The attempted bailout of the Bear Stearns hedge fund that lost money in mortgage securities is taking place largely behind closed doors, with big banks acting both as creditors — who want their money now — and as owners of similar securities — who do not want to see prices plunge.

Because there is so much leverage involved, both in the securities themselves and in the funds that bought them, even a modest decline in the underlying asset could threaten to wipe out capital, forcing sales at any price. Eventually, fear can take over, and prices can fall to ridiculously low levels.

We are nowhere near that level, but this serves as a reminder that the American capital market is less regulated than ever.
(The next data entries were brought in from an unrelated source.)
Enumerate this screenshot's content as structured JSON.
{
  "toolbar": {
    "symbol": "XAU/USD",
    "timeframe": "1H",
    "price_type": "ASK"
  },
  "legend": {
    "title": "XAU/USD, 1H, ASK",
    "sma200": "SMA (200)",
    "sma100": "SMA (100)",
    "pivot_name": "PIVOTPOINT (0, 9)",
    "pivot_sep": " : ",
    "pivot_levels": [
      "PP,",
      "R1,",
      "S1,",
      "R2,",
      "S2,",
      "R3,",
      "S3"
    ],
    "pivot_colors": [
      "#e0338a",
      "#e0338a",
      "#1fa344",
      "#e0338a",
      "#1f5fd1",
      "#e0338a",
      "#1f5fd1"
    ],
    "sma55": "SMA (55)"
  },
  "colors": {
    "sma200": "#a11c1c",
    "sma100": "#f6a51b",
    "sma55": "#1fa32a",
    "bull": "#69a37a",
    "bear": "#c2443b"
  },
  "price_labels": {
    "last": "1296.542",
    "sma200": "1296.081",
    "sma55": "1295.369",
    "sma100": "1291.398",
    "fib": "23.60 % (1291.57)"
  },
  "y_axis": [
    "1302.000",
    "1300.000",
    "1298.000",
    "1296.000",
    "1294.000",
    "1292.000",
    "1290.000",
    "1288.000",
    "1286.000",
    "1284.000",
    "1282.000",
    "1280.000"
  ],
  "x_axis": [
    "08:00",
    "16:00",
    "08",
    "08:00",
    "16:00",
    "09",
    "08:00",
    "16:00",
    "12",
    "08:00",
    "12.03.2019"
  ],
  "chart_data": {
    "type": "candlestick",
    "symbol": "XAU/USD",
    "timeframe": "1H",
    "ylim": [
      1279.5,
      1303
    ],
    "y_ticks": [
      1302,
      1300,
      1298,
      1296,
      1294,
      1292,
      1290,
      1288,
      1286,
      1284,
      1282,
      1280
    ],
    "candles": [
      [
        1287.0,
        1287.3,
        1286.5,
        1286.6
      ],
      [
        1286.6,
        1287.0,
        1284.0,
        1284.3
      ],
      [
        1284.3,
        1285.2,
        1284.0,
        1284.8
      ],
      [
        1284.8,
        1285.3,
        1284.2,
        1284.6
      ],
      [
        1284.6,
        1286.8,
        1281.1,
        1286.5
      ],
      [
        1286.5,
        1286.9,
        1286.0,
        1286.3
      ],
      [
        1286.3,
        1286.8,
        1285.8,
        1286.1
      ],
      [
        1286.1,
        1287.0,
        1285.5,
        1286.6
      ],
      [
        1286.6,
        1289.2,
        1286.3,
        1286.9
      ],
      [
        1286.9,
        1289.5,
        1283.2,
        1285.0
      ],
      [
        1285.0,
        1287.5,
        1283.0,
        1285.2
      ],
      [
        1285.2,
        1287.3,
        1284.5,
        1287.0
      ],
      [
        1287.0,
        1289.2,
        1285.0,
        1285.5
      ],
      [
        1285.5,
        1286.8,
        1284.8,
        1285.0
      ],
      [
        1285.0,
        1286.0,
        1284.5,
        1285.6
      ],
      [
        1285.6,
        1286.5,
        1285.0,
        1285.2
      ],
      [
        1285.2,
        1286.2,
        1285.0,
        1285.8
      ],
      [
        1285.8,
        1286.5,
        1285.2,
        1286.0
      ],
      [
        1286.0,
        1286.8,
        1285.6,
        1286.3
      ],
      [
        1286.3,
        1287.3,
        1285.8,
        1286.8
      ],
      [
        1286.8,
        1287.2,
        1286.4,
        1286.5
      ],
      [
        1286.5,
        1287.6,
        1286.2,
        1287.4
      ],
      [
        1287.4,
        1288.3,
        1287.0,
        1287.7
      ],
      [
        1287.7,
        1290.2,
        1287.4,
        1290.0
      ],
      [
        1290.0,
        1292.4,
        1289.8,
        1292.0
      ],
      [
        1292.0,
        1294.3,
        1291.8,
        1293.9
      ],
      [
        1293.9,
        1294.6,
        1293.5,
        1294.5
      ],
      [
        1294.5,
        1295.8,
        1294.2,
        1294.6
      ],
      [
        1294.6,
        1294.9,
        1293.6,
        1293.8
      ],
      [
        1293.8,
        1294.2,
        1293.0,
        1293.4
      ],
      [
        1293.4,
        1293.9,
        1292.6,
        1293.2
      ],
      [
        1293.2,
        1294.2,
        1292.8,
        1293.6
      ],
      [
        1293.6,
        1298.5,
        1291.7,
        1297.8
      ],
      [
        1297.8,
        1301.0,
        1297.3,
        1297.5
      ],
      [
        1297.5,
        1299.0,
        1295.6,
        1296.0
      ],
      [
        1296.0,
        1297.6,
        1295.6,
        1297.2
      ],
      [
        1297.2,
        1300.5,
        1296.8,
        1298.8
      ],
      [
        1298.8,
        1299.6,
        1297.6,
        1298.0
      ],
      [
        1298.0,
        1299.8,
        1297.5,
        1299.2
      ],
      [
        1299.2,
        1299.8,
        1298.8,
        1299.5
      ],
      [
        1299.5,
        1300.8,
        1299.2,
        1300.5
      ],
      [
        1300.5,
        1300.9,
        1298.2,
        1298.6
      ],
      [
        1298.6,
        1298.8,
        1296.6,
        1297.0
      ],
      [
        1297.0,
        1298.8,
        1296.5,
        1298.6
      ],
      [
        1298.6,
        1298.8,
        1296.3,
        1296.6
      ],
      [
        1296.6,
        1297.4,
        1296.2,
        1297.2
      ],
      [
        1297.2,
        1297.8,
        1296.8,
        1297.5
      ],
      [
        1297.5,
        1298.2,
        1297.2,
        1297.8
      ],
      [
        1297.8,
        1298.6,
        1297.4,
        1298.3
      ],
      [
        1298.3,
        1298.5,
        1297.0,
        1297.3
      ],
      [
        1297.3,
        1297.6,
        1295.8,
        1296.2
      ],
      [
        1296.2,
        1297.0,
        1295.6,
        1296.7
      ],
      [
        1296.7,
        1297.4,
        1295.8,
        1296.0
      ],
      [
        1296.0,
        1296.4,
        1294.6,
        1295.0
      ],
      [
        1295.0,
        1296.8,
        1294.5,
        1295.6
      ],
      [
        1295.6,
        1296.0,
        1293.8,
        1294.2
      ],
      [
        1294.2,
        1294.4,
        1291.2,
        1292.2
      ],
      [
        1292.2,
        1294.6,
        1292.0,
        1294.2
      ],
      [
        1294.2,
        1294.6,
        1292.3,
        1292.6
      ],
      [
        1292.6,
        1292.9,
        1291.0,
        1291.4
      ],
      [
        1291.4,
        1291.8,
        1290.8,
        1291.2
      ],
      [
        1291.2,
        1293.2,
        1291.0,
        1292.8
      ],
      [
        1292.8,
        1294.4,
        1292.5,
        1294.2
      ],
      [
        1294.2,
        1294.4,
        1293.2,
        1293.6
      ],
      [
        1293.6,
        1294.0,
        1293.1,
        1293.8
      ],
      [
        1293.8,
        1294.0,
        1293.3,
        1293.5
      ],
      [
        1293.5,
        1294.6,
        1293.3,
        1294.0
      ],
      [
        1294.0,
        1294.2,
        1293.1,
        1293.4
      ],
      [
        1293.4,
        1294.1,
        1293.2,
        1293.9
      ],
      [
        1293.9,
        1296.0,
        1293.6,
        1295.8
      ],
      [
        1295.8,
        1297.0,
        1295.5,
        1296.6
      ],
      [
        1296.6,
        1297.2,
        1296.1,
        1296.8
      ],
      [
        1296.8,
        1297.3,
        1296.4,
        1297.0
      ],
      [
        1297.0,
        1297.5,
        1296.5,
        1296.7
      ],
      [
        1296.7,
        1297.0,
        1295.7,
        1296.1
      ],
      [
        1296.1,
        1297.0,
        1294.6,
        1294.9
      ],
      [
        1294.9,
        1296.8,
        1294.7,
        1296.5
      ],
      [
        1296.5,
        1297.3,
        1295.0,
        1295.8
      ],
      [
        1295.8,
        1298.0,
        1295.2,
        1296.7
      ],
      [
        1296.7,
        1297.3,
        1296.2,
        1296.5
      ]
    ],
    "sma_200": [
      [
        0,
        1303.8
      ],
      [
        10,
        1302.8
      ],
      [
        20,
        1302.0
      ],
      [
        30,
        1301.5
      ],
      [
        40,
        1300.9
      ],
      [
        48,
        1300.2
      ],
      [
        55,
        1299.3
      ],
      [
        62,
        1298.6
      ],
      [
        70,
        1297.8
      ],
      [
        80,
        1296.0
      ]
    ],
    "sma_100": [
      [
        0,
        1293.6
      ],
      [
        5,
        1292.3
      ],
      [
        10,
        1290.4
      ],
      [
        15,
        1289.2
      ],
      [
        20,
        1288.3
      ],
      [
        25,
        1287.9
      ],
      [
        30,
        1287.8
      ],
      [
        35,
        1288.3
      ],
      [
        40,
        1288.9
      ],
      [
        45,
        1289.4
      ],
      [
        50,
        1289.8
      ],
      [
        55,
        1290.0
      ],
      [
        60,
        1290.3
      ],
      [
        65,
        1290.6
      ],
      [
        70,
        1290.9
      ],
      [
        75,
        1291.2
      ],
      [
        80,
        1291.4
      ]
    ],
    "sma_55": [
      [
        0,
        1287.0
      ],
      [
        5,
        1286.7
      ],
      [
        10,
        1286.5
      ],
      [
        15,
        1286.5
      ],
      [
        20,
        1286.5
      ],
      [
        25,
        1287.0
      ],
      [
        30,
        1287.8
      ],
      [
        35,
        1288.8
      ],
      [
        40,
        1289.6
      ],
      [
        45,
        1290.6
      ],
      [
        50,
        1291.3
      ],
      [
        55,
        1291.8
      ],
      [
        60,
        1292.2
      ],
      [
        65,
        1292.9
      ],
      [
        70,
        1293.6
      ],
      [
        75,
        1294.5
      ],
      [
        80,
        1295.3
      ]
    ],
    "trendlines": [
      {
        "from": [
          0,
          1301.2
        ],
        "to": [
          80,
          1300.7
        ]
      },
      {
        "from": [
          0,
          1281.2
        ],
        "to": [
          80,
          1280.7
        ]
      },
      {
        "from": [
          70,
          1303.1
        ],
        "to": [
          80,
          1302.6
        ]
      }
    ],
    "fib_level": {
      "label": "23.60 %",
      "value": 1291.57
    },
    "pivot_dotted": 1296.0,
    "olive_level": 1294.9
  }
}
The largest players used to be investment banks, commercial banks, insurance companies and institutional investors, all subject to varying levels of regulation, and they traded stocks, bonds and futures in regulated markets.

Now the big players are hedge funds, which face virtually no government regulation, and they trade collateralized debt obligations and credit default swaps in unregulated over-the-counter markets.

Those who assert that all of this will work out say the banks are the real regulators, as they extend and withdraw credit, and arguably that is what is going on in the Bear Stearns fund. If it is unwound with no damage to others, it will be hailed as a new Amaranth, proving that hedge fund collapses are not to be feared by anyone except hedge fund investors.

Hedge funds have become faddish among institutional investors and rich individuals, who crave high returns. With a lot of leverage, a fund that gets one thing right can show impressive returns. This incident is a reminder that leverage works two ways.